Bush May Pressure Central Asian States Says RFE/RL

by Laurence on 11/4/2004

From an interview with UNC professor Steven Sabol by RFE/RL:

RFE/RL: President George W. Bush has won the U.S. election. What foreign policy is Mr. Bush going to pursue in Central Asia? Will he maintain his current policy line or will he try to accomplish more things in the next four years that he didn’t manage during his first term in office?

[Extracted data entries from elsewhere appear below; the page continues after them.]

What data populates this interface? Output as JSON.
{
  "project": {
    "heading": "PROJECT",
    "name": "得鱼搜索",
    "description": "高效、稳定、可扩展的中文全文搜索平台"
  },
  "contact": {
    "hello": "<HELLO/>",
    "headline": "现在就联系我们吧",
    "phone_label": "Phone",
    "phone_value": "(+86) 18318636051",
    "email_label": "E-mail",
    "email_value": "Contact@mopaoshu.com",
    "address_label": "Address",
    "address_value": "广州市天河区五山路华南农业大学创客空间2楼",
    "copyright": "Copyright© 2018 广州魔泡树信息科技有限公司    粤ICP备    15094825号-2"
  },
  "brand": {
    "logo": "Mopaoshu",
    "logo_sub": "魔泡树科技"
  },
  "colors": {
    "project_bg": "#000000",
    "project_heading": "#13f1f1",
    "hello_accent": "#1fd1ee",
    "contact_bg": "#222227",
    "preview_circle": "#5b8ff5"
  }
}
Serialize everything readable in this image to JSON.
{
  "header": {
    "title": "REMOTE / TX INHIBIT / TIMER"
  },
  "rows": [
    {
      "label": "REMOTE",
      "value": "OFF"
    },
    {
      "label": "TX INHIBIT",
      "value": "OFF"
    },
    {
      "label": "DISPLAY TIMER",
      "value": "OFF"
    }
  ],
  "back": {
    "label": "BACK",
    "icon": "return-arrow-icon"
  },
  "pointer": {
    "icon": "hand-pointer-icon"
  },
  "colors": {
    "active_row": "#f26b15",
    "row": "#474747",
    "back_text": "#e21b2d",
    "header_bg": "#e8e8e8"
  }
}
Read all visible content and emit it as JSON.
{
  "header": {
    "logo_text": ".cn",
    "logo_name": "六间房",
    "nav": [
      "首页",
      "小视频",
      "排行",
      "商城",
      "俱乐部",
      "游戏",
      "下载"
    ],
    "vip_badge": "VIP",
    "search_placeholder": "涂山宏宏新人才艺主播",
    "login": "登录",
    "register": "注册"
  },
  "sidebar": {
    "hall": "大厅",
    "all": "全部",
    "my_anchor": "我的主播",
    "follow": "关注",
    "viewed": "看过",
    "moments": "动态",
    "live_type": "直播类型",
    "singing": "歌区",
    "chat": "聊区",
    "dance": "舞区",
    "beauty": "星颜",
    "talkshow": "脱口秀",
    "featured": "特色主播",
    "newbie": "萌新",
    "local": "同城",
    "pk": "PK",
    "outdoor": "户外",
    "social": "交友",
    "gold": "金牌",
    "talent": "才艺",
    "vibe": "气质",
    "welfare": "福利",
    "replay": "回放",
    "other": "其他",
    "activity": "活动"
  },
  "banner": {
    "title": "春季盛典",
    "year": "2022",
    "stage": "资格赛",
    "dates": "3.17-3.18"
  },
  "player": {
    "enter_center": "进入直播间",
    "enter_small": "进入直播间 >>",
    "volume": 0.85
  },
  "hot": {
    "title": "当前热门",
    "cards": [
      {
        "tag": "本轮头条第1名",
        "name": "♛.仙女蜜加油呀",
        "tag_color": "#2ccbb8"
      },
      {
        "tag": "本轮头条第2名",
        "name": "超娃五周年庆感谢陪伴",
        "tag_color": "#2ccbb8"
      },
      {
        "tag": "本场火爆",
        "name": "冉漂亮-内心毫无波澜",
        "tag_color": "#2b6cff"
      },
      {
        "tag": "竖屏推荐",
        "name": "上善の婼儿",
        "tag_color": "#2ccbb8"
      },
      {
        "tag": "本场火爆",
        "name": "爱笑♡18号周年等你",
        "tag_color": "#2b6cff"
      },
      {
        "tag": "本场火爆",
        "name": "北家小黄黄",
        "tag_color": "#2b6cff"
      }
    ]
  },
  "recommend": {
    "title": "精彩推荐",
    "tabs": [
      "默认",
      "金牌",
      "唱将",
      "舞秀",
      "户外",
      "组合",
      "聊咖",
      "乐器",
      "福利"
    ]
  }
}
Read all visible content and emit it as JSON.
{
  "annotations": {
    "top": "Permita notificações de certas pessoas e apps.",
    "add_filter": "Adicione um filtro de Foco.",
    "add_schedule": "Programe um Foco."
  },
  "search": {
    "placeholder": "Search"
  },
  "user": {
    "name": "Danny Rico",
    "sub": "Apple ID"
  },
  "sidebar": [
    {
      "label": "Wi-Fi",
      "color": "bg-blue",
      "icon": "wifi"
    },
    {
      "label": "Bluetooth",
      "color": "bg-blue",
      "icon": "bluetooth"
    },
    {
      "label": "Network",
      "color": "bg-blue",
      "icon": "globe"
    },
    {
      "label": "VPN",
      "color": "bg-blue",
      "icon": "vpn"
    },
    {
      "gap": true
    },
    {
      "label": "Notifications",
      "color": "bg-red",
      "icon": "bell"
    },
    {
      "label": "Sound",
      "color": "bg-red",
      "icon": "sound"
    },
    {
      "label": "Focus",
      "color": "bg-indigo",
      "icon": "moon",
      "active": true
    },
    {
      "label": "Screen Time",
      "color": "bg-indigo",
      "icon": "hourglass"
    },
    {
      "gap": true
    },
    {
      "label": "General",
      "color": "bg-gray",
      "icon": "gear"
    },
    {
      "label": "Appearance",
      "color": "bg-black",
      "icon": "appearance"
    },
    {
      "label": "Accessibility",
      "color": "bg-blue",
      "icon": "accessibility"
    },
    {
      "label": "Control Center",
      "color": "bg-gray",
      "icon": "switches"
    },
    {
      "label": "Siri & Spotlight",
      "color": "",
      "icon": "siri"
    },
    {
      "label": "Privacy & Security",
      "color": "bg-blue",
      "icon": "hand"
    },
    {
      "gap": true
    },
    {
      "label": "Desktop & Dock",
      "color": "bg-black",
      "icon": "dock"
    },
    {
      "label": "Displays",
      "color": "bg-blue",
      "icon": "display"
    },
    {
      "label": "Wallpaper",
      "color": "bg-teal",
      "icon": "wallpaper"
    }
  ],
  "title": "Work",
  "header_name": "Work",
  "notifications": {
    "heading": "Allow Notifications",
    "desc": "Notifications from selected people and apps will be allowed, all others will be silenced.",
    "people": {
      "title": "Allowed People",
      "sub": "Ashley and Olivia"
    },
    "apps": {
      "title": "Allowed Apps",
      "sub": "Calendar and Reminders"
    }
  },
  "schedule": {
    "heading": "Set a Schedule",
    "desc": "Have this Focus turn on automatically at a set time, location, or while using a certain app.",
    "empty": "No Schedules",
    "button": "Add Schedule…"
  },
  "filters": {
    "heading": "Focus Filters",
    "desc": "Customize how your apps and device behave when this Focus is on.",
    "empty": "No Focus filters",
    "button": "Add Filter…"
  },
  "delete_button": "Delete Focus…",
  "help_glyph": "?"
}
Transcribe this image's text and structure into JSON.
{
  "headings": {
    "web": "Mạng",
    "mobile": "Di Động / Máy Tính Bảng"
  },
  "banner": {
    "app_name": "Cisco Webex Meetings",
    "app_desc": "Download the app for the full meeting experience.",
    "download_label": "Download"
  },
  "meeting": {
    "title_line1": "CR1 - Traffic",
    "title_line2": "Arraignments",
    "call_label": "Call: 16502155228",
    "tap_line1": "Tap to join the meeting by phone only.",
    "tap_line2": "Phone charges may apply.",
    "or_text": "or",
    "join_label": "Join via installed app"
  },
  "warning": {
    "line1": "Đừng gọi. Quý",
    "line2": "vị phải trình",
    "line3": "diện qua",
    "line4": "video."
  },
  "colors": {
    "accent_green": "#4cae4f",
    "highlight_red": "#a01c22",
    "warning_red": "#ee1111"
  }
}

Steven Sabol: Much of it depends on, obviously, what plays out in Iraq as well as in Afghanistan. The signs for Afghanistan are I think positive, although very fragile in terms of the election process, the possibility for the growth and expansion of democracy. I don’t think we’ll see any major shift in U.S. policy towards Central Asia as long as [the situation in] Afghanistan stays moderately stable. I believe Iran and the situation there, however, is going to be a very complex and serious issue during the next Bush administration. It will be interesting to see if the administration is able to convince Russia in particular to put greater pressure on Iran with regard to their nuclear power program. I think then, again depending on what transpires in those three states, we may see the [Bush] administration begin to exert greater pressure on the Central Asian republics to loosen their grip on political power to allow for freer and fairer elections, particularly in Kazakhstan, but also in Uzbekistan. Turkmenistan is problematic, of course, and a lot will depend on [President Saparmurat] Niyazov’s health, how long he decides to stay as president. If, for whatever reason, he needs to leave office, or he’s forced out of office in the next four years, that will dictate to some extent the U.S. administration policy in its relations with Turkmenistan.